Climate Change is Disrupting Food Systems Across Latin America
- Violent weather exacerbated by climate change fueled hunger and food insecurity across Latin America and the Caribbean in 2023, according to a new United Nations report. Extreme weather drove up crop prices in multiple countries in the region in 2023.
- Hot weather and drought, intensified by the El Niño weather phenomenon, raised the price of corn in Argentina, Mexico, Nicaragua and the Dominican Republic, while heavy rain in Ecuador caused a 32 to 54 percent increase in wholesale prices in the same year.
- Though the report credits social safety nets with a measurable decrease in undernourishment throughout Latin America, it notes that the region’s poorest and most vulnerable populations are still more likely to suffer from food insecurity due to climate change – especially rural people.

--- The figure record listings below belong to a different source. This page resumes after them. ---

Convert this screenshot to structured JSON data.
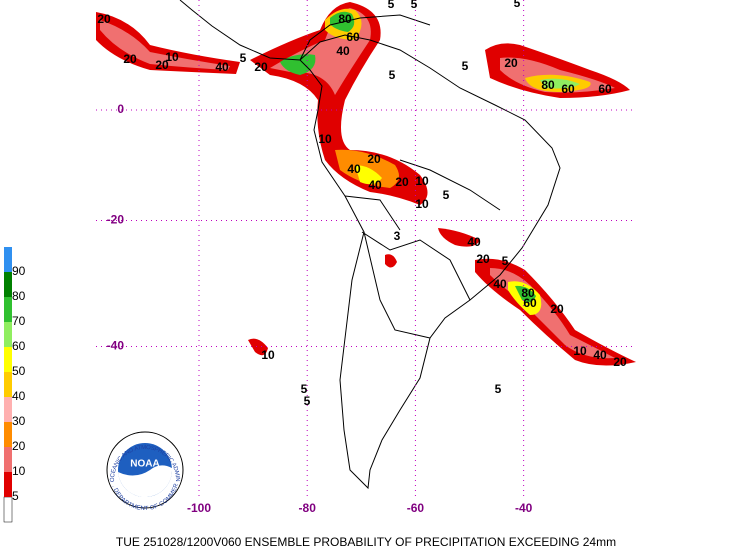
{
  "map": {
    "title": "TUE 251028/1200V060  ENSEMBLE PROBABILITY OF PRECIPITATION EXCEEDING 24mm",
    "lon_ticks": [
      -100,
      -80,
      -60,
      -40
    ],
    "lat_ticks": [
      0,
      -20,
      -40
    ],
    "colorbar": {
      "levels": [
        5,
        10,
        20,
        30,
        40,
        50,
        60,
        70,
        80,
        90
      ],
      "colors": [
        "#ffffff",
        "#e00000",
        "#f07070",
        "#ff8c00",
        "#ffb0b0",
        "#ffcc00",
        "#ffff00",
        "#90ee60",
        "#30c030",
        "#008000",
        "#3090f0"
      ]
    },
    "contour_labels": [
      "20",
      "20",
      "20",
      "10",
      "40",
      "5",
      "20",
      "5",
      "80",
      "60",
      "40",
      "5",
      "5",
      "20",
      "80",
      "60",
      "60",
      "10",
      "20",
      "40",
      "40",
      "20",
      "10",
      "5",
      "10",
      "3",
      "40",
      "20",
      "5",
      "40",
      "80",
      "60",
      "20",
      "10",
      "40",
      "20",
      "10",
      "5",
      "5",
      "5",
      "5",
      "5"
    ],
    "logo": {
      "name": "NOAA",
      "top": "NATIONAL OCEANIC AND ATMOSPHERIC ADMINISTRATION",
      "bottom": "U.S. DEPARTMENT OF COMMERCE"
    }
  }
}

- “The shocks are getting much more extreme,” said Lola Castro, the WFP’s regional director for Latin America and the Caribbean. “This is what’s creating larger food insecurity and under-nutrition.”
- As extreme weather increases food prices, some consumers gravitate toward cheaper, but less nutritious, ultra-processed foods. This is a particularly dangerous trend in Latin America, the UN report says, where “the cost of healthy diets is the highest in the world” and both childhood and adult obesity have risen markedly since 2000.